Het komt vaak voor dat gemeenten een archeologische dubbelbestemming leggen op grond, terwijl de archeologische waarde twijfelachtig en niet goed onderbouwd is. De invoering van de Omgevingswet lijkt verbetering te brengen. Het aangenomen amendement van Erik Ronnes (CDA) draagt gemeenten op om bij het opstellen van archeologische verwachtingskaarten uit te gaan van ‘bekende of aantoonbare’ archeologische verwachtingen. Dat is concreter dan de eerdere formulering dat ‘bekende of te verwachten’ waarden nodig zijn voor een archeologische dubbelbestemming. In de loop van de zomer wordt een landelijke handleiding geleverd.

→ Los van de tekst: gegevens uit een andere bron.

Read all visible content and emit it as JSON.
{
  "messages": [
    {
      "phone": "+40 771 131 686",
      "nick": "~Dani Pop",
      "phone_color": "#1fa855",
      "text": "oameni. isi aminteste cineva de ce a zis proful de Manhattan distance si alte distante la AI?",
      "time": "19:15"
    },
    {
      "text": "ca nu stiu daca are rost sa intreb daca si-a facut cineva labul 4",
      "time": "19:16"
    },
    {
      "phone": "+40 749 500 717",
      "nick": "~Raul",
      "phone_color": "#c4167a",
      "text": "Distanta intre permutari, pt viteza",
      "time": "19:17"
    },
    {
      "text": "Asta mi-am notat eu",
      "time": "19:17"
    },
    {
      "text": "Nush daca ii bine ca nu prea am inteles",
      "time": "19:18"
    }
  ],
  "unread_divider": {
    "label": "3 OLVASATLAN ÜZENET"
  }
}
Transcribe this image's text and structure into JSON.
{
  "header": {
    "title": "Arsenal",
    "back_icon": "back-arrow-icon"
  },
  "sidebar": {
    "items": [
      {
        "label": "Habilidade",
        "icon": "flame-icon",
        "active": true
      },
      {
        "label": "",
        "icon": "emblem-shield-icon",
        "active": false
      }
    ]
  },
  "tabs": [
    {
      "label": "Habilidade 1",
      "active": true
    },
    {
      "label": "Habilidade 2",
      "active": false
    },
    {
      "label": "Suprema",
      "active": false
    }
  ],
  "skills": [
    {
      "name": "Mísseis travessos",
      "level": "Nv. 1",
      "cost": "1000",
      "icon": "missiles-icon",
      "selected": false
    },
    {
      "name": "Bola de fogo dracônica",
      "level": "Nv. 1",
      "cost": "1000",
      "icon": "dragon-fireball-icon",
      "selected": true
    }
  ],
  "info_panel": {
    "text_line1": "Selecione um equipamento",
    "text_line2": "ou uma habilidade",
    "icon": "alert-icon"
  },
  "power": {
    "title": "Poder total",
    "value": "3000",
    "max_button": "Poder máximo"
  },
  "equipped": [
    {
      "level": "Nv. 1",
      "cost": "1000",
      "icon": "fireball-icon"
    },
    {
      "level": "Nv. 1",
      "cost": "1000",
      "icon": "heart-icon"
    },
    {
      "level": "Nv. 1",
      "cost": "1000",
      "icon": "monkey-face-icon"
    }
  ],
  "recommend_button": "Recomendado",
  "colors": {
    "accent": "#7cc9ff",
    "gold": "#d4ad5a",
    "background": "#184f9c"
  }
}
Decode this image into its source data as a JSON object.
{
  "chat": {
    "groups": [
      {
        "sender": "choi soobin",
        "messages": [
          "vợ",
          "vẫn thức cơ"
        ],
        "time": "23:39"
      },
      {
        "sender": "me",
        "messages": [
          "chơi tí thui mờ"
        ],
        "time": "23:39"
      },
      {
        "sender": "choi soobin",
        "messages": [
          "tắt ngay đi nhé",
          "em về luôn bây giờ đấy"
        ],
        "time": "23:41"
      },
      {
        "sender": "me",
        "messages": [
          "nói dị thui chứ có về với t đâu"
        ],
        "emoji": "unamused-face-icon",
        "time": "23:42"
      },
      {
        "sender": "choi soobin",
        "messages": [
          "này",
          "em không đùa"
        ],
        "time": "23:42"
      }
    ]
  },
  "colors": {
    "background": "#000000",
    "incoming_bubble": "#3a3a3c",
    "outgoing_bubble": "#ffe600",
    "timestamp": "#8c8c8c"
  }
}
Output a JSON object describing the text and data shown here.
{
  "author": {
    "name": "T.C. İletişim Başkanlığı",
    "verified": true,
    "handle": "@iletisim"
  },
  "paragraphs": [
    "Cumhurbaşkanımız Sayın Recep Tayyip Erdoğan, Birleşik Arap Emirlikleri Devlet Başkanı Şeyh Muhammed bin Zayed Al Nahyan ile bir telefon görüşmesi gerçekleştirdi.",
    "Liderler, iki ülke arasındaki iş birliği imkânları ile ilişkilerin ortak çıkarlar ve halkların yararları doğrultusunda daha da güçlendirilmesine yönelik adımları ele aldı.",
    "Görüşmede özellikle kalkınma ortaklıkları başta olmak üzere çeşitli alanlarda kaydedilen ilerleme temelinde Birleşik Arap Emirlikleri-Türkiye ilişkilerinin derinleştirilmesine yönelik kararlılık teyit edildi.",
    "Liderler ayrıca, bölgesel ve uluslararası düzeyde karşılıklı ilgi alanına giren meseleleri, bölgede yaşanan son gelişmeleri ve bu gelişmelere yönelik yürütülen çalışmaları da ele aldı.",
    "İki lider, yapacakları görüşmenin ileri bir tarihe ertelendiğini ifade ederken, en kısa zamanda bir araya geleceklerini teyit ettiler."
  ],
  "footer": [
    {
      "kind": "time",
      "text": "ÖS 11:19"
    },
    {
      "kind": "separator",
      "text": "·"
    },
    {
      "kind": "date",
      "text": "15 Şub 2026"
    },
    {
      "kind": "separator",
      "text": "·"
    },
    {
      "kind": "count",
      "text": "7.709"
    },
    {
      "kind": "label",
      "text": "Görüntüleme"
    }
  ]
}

Boeren in Oude Pekela krijgen grond vrij van archeologische onderzoeksplicht
Twee boeren in Oude Pekela hebben hun grond voor 80 procent vrij gekregen van archeologische onderzoeksplicht. De boeren lieten 66 hectare onderzoeken door het graven van 20 bodemprofielputten. Dit deden ze nadat in het bestemmingsplan was aangegeven dat hun grond een hoge archeologische waarde had. Dit betekent dat onder andere diepwoelen en egaliseren niet zijn toegestaan. Uit het onderzoek blijkt nu dat op 53 hectare een lage archeologische verwachting ligt. Volgens adviseur Jan Breimer, die namens LTO Noord bij het onderzoek is betrokken, is het voor boeren in andere gemeenten ook interessant om onderzoek te laten doen.